In support of their position, defendants cite this court's opinion in United States v. Resendez, 578 F.2d 1041 (5th Cir. 1978). Resendez is distinguishable on its facts from the case at bar. The officers who searched the vehicle operated by Resendez knew only that the car had been stopped within the confines of the Big Bend National Park on the side of a regular Park road, that it had been unoccupied when they first saw it, that a second vehicle containing three persons had driven along the same Park road to the vicinity of the first car, had stopped near it for approximately five minutes, and then continued on with only two occupants. When the officers stopped the second car, the first car passed them traveling at a high rate of speed. We held that the mere presence of two vehicles on the regular roadways of a national park, which was visited by over 300,000 persons annually, did not furnish such reasonable suspicion as was necessary to support the search of the first vehicle. Mere proximity to the border inside the Park area was insufficient to furnish reasonable suspicion.
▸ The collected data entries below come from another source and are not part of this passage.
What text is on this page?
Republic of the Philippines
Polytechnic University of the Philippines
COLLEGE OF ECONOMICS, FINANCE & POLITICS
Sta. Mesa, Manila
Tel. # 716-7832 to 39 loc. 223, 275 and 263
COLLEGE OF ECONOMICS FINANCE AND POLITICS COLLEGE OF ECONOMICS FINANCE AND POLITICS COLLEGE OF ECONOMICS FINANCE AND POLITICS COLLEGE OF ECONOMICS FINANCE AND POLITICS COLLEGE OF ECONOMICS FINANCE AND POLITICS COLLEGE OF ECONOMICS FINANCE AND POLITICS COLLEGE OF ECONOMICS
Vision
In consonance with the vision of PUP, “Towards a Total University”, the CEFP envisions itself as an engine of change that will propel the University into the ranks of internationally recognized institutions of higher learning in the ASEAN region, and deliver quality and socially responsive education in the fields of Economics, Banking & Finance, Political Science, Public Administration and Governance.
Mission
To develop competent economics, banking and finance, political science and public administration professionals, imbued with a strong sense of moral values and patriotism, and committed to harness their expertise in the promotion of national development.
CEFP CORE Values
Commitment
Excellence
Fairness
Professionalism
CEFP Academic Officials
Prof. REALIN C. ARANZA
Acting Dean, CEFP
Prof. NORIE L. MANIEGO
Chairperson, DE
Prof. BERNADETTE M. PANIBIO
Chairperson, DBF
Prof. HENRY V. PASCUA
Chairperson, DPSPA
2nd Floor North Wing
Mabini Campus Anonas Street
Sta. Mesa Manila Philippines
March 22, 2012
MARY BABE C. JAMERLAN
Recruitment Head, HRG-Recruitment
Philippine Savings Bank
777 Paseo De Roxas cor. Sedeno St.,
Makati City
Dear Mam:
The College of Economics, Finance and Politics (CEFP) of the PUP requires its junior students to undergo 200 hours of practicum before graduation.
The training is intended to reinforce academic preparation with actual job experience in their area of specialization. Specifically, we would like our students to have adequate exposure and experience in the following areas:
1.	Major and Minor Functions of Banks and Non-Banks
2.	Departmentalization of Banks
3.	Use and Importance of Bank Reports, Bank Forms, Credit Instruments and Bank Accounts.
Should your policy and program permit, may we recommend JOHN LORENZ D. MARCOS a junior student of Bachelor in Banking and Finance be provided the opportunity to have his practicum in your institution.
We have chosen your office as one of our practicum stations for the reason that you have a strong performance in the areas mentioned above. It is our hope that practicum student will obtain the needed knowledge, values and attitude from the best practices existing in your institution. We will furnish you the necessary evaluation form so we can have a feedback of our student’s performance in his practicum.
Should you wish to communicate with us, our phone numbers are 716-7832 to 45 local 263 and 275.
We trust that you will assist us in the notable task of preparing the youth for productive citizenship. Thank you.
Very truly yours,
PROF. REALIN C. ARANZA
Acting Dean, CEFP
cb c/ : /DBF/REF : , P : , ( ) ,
Though Officer Winn knew that the motor home had not crossed the border, he had reasonable grounds to believe that the pickup truck had made such a crossing, and this belief had been confirmed by Officer Neely's observations and report. As best Winn could tell from his observations, there had been an opportunity for communication between the occupants of the motor home and pickup truck both before and after the pickup truck crossed the border. The movements of the motor home in passing through the regular campground area, then passing through the overflow parking area, and then driving near the River and into a brushy area, the hour of the night, the flashing lights, the path of the pickup truck directly to the unusual vicinity of the motor home, its movement with normal driving lights off, and its return to the motor home's location after it had given every indication of having crossed into Mexico and returned, provided Winn with the strong nexus to the border which was absent in Resendez. They established a high degree of probability that a border crossing had taken place. When Officer Neely's information about the pickup's condition and the admission of its occupants is added to the calculus, the probability becomes a certainty. When this was so, Officer Winn had the basis for reasonable suspicion, indeed even probable cause, to believe that the occupants of the motor home had committed a violation of the customs laws. These factors furnished Officer Winn with the authority to search the motor home both under 19 U.S.C. § 482 and the fourth amendment.